Gendis pun ikut duduk di sebelah Tomi. Ia ikut memandang daerah di sekeliling tempat mereka berada saat ini, meski semuanya tampak gelap. Satu-satunya cahaya yang menerangi mereka berasal dari bulan yang berada di langit. Karena itu, Gendis masih bisa melihat wajah dan tubuh Tomi, meski sedikit samar.

Gendis-1.jpg

"Widi dan Rini sudah tidur, Bu?"

"Sudah, mereka sepertinya sudah begitu kelelahan. Di dalam cukup hangat, jadi mereka pun langsung pulas."

"Ibu sendiri kenapa tidak ikut tidur bersama mereka?"

"Saat di rumah pun saya sering tidak bisa tidur apabila sedang memikirkan suatu masalah, Tom. Apalagi di situasi seperti ini," ujar Gendis sambil menundukkan kepala.

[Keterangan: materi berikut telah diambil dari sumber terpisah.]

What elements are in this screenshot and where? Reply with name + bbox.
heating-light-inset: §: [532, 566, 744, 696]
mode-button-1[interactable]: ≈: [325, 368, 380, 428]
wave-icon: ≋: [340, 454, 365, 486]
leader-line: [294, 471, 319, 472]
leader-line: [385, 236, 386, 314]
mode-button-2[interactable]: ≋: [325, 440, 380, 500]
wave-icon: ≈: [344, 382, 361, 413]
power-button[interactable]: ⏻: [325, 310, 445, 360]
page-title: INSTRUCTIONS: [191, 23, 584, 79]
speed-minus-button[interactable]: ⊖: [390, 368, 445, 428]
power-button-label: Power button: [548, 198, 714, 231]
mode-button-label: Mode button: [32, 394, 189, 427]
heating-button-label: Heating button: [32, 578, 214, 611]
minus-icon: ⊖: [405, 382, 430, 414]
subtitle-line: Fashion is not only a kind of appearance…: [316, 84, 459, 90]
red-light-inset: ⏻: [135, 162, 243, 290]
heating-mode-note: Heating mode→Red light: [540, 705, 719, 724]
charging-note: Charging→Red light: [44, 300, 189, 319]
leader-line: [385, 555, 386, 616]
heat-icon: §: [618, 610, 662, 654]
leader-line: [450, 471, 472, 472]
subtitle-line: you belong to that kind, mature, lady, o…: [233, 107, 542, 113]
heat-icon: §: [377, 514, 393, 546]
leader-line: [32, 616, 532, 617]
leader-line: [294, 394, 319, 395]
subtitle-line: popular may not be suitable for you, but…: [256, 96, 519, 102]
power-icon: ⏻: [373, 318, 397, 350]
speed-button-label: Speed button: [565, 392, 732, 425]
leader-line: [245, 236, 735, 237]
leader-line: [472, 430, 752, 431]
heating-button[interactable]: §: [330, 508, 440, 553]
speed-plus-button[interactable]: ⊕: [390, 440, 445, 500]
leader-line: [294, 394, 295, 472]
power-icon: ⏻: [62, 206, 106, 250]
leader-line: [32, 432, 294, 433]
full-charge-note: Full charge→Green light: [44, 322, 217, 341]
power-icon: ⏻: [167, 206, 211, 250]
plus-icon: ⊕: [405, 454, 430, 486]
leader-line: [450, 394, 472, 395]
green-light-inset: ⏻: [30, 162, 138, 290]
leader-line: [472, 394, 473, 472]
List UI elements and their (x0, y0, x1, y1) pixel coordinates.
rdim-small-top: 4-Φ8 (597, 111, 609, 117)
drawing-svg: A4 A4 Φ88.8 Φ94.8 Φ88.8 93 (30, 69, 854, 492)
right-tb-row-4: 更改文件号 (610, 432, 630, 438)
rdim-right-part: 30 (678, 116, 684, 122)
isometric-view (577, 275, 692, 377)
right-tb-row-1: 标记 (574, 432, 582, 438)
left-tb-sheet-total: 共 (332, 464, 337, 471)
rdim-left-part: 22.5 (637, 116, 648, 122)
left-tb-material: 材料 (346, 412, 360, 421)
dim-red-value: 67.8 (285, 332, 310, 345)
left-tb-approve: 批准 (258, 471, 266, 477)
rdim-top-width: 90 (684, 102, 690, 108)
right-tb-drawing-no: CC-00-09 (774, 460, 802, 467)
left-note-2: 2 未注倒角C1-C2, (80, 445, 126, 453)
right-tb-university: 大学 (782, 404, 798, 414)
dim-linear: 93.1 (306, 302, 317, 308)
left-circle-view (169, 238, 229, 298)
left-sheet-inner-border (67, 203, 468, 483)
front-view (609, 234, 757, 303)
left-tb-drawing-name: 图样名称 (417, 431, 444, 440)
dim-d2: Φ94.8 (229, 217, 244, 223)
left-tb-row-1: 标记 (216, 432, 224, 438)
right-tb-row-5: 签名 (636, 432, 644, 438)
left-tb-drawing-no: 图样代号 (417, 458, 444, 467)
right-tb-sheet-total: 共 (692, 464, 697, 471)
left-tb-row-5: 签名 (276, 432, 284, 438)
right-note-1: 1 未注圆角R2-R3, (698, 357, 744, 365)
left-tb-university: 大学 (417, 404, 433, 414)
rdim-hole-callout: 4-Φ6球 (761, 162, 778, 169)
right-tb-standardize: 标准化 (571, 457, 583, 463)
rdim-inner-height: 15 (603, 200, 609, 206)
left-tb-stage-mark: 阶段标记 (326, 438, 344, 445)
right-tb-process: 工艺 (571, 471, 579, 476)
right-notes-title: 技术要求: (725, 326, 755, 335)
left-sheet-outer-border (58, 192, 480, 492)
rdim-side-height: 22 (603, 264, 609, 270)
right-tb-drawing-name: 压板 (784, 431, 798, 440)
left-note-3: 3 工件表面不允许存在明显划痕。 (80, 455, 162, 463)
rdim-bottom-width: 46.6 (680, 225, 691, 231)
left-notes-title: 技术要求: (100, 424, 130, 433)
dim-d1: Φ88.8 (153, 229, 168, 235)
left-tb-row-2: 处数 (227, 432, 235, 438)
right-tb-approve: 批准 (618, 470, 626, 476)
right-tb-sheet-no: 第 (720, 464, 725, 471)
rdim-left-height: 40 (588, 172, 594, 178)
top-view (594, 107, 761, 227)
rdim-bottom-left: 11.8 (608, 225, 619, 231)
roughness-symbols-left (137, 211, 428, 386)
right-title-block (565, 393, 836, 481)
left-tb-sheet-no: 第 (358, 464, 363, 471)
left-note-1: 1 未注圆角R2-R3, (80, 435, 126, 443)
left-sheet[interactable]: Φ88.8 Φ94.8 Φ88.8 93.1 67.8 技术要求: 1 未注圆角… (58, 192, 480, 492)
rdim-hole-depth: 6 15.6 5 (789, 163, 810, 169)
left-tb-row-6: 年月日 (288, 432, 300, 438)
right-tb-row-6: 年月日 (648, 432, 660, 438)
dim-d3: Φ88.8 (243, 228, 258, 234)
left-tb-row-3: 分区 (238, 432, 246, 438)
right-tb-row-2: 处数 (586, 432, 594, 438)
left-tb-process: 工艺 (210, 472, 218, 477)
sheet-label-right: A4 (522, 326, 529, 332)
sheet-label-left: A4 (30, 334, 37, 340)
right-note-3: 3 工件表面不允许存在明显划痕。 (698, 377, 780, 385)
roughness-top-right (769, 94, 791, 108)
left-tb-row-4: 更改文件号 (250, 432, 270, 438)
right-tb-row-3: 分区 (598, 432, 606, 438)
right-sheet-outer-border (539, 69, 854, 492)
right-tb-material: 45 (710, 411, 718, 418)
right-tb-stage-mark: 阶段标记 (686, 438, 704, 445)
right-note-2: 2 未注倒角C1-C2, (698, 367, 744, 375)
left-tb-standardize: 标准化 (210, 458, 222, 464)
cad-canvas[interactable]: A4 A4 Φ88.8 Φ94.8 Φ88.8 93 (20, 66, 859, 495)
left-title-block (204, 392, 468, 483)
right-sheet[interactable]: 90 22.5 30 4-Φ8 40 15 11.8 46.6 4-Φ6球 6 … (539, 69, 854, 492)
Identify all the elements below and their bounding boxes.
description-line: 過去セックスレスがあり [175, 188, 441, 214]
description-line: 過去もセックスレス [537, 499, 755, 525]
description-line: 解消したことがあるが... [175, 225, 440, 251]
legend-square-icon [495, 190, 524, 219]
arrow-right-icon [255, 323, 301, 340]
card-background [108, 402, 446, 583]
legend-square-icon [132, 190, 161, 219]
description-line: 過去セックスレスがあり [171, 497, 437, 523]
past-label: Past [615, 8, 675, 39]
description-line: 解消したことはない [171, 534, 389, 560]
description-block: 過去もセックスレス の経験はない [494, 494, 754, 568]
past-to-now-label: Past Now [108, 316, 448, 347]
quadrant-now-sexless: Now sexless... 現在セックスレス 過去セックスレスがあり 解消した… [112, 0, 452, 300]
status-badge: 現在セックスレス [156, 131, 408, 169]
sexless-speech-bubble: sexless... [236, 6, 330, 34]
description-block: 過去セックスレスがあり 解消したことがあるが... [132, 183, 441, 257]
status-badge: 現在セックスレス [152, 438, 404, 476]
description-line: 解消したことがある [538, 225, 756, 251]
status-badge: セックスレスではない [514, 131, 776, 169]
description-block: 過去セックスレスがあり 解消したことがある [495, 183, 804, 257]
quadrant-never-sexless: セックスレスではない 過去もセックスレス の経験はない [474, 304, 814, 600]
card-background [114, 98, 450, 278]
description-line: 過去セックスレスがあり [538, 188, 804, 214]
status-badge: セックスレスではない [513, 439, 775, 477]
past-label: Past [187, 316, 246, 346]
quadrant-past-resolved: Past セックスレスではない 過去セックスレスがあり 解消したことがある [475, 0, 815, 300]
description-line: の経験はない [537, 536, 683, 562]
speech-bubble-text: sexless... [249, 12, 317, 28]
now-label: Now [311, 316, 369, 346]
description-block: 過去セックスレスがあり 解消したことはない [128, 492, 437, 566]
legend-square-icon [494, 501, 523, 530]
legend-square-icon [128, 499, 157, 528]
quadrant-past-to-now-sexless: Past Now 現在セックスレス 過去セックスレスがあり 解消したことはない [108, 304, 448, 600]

"Hmm, apalagi setelah suami Ibu meninggal ya?" Ujar Tomi, yang tidak dijawab apa pun oleh Gendis. "Maaf Bu kalau ucapan saya lancang."

"Tidak apa, Tom. Saya sudah berusaha melupakan dia dan melanjutkan hidup. Apalagi sekarang ada Rangga, anak saya. Hidup saya sekarang hanya tercurah untuk Rangga. Saat semua ini terjadi, saya merasa beruntung tidak mengajak Rangga di perjalanan kali ini, sehingga dia tidak harus melalui ini semua," ujar Gendis.

"Maaf, Bu. Tapi menurut saya tidak masalah kalau Ibu ingin terus mengingat suami Ibu."

"Hmm, maksud kamu?"

"Saya paham kalau dia adalah orang yang berada di hati Ibu selama ini. Biarkan api cinta itu terus ada, dan lanjutkan hidup bersama kenangan akan dia," entah dari mana Tomi mendapatkan kata-kata seperti itu. Tiba-tiba saja kalimat indah itu meluncur dari mulutnya.

"Hahaa, pikiran kamu ternyata sudah jauh lebih dewasa ya daripada umur kamu."

Tomi hanya tersenyum sambil menggaruk-garuk kepalanya.

"Kamu sendiri kenapa selalu bergonta-ganti pacar sih, Tom? Baru sebentar bawa yang satu, beberapa minggu berikutnya bawa yang baru lagi, hee," tanya Gendis.

"Ya, saya juga tidak tahu, Bu. Entah kenapa saya selalu merasa kurang cocok dengan perempuan, terutama yang seumuran dengan saya. Pikiran kami seringkali tidak nyambung. Dan apabila sudah begitu, saya memilih putus saja dan cari yang lain, daripada lama-lama pacaran tanpa kejelasan."

"Ya, wajah kamu ganteng sih, Tom. Kamu putus sama satu cewek, sepuluh cewek mungkin sudah mengantri untuk jadi pacar baru kamu," ujar Gendis.

"Ah, Ibu bisa saja."

Gendis masih ingat saat beberapa tahun lalu Pak Harso mengenalkan Tomi sebagai karyawan baru di kantor mereka. Kalau tidak salah, pria muda itu langsung masuk ke perusahaan multifinance tempat mereka bekerja saat ini sejak lulus kuliah, tetapi ia ditempatkan di cabang lain. Baru beberapa tahun kemudian dia dipindah ke cabang yang dipimpin oleh Pak Harso, dan mereka berdua pun bertemu untuk pertama kalinya.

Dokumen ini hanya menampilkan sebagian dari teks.